On October 7, Chinese manufacturer of photovoltaics (PV) LONGi Green Energy Technology claimed that it is not being “substantially affected” by the latest episode in its litigation with its Korean rival Hanwha Solutions Corporation. On July 5, Hanwha moved the Rotterdam District Court of the Netherlands to grant a cross-border interim injunction against LONGi through a summary proceeding. The court accepted the case on July 9. The injunction was to ban LONGi (Netherlands) Trading B.V., a subsidiary of LONGi Green Energy Technology, from distributing its allegedly infringing PV modules in European markets.

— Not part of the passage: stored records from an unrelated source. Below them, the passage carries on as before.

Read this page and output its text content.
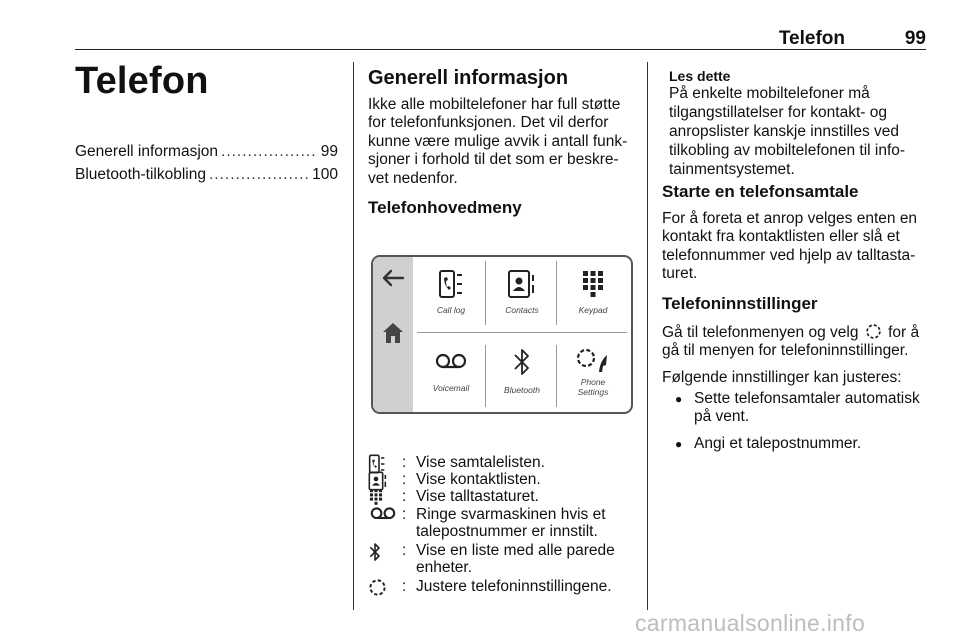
Telefon	99
Telefon
Generell informasjon .....	99
Bluetooth-tilkobling .....	100
Generell informasjon
Ikke alle mobiltelefoner har full støtte
for telefonfunksjonen. Det vil derfor
kunne være mulige avvik i antall funk-
sjoner i forhold til det som er beskre-
vet nedenfor.
Telefonhovedmeny
Call log	Contacts	Keypad
Voicemail	Bluetooth
Phone
Settings
: Vise samtalelisten.
: Vise kontaktlisten.
: Vise talltastaturet.
: Ringe svarmaskinen hvis et
talepostnummer er innstilt.
: Vise en liste med alle parede
enheter.
: Justere telefoninnstillingene.
Les dette
På enkelte mobiltelefoner må
tilgangstillatelser for kontakt- og
anropslister kanskje innstilles ved
tilkobling av mobiltelefonen til info-
tainmentsystemet.
Starte en telefonsamtale
For å foreta et anrop velges enten en
kontakt fra kontaktlisten eller slå et
telefonnummer ved hjelp av talltasta-
turet.
Telefoninnstillinger
Gå til telefonmenyen og velg for å
gå til menyen for telefoninnstillinger.
Følgende innstillinger kan justeres:
● Sette telefonsamtaler automatisk
på vent.
● Angi et talepostnummer.
carmanualsonline.info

LONGi (Netherlands) Trading B.V. submitted its defense, rebutting the injunction on the grounds of patent invalidity, non-infringement, lack of basis of rights and enforcement, jurisdiction, unsuitability for summary proceedings, lack of urgency, and the balance of interests on September 2. The case was heard in an open court on September 10.
The court ruled LONGi (Netherlands) Trading B.V. to stop selling its PV modules Hi-M03, Hi-M03m, Hi-M04, Hi-M04m, Hi-M05, HiM05m in 9 European countries where Hanwha’s European patent 2 220 689 B1 applies. The 9 countries include Belgium, Bulgaria, Germany, France, Liechtenstein, Portugal, Spain, the United Kingdom, and Switzerland.
The court also decided that LONGi (Netherlands) Trading B.V. shall be punishable by a daily fine of 25,000 euros for breach of the injunction, up to a maximum of 5 million euros. The court handed down the injunction on Oct. 1.
LONGi said it will appeal the ruling to lift the injunction. LONGi also clarified that the subject of the ruling is only LONGi (Netherlands) Trading B.V. and the business of its other subsidiaries will not be affected by it.